The Wittling family lived at Camp Pendleton for a year after the injury, but seeing other Marines go to war when he couldn’t was too painful for Sgt. Wittling. They moved back to his home state of Wisconsin.
Sgt. Wittling said he also did not want the Marines to see him as a quadriplegic.
“I didn’t want to see them, but I also didn’t want them to see me like this,” he said. “Here (in Wisconsin) there are no active duty Marines. I did my part, then I got hurt, so I’ll go away.”
Donation honoring local soldier
Operation Support Our Troops founder and president May Kay Salomone, whose own son has been serving in Iraq for the past two years, contacted Lt.

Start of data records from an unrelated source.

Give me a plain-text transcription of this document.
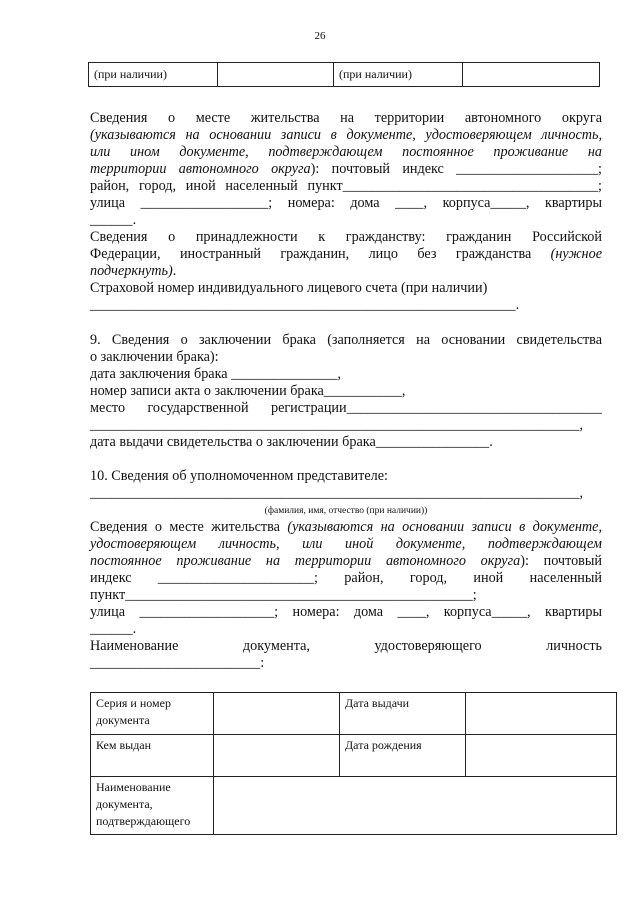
26
(при наличии)		(при наличии)	
Сведения о месте жительства на территории автономного округа
(указываются на основании записи в документе, удостоверяющем личность,
или ином документе, подтверждающем постоянное проживание на
территории автономного округа): почтовый индекс ____________________;
район, город, иной населенный пункт____________________________________;
улица __________________; номера: дома ____, корпуса_____, квартиры
______.
Сведения о принадлежности к гражданству: гражданин Российской
Федерации, иностранный гражданин, лицо без гражданства (нужное
подчеркнуть).
Страховой номер индивидуального лицевого счета (при наличии)
____________________________________________________________.
9. Сведения о заключении брака (заполняется на основании свидетельства
о заключении брака):
дата заключения брака _______________,
номер записи акта о заключении брака___________,
место государственной регистрации____________________________________
_____________________________________________________________________,
дата выдачи свидетельства о заключении брака________________.
10. Сведения об уполномоченном представителе:
_____________________________________________________________________,
(фамилия, имя, отчество (при наличии))
Сведения о месте жительства (указываются на основании записи в документе,
удостоверяющем личность, или иной документе, подтверждающем
постоянное проживание на территории автономного округа): почтовый
индекс ______________________; район, город, иной населенный
пункт_________________________________________________;
улица ___________________; номера: дома ____, корпуса_____, квартиры
______.
Наименование документа, удостоверяющего личность
________________________:
Серия и номер документа		Дата выдачи	
Кем выдан		Дата рождения	
Наименование документа, подтверждающего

Seidel’s parents, Sandra and Robert Seidel Jr. of Gettysburg, Pa., in early October.
Lt. Seidel died May 18 in Baghdad. He was 23, a rifle platoon leader with the 2nd Battalion in the 22nd Infantry Regiment of the 10th Mountain Division, out of Fort Drum, N.Y.

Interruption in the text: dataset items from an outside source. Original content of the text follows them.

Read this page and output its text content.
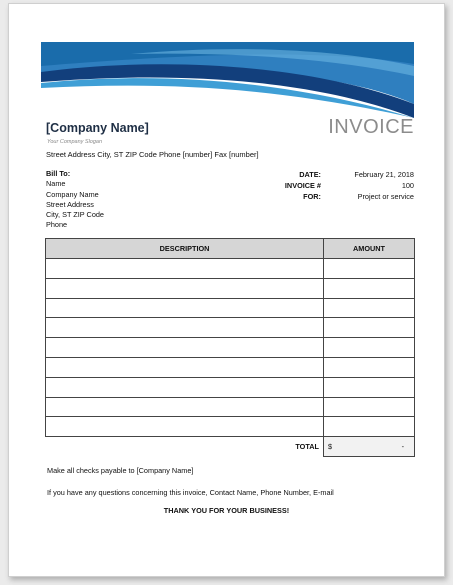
[Company Name]
Your Company Slogan
Street Address City, ST ZIP Code Phone [number] Fax [number]
INVOICE
Bill To:
Name
Company Name
Street Address
City, ST ZIP Code
Phone
DATE:	February 21, 2018
INVOICE #	100
FOR:	Project or service
DESCRIPTION	AMOUNT

TOTAL	$ -
Make all checks payable to [Company Name]
If you have any questions concerning this invoice, Contact Name, Phone Number, E-mail
THANK YOU FOR YOUR BUSINESS!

He graduated in 2004 from the U.S. Military Academy at West Point in New York and from Catoctin High School in 2000.
Lt. Seidel was one of the service members who regularly received care packages from an OSOT program. The van being donated this spring will be named “Rob’s Van” in his honor.
OSOT presented Sgt. Wittling with his modified van during half-time in a U.S. Naval Academy football game in Annapolis this September. The organization donated its first van in April.
The OSOT Wheels for Warriors Program has opened the road to a new chapter of Sgt. Wittling’s life. The van has allowed him to be more social and go out with his family more easily, he said.
A locking device where the passenger seat would be makes getting in and out of the van easy, allowing him to automatically lock in his wheelchair, rather than needing to be strapped in.
“I can’t even explain to you how much that organization has done for me and my family,” Sgt. Wittling said.
The donation process is tedious and finding a recipient daunting. The organization finds recipients through the Military Severely Injured Center in Arlington, Va., Ms. Salomone said.
OSOT makes its decision blindly, without knowing service members’ names, based on both physical and financial need, Ms. Salomone said. The program donates vans to veterans of Operations Iraqi and Enduring Freedom.
The Arlington center has a list of more than 8,000 service members designated as severely wounded; troops return from Iraq with injuries that would have killed them in past wars.
Military experts estimate that for each service member killed in Iraq or Afghanistan, nine have been injured.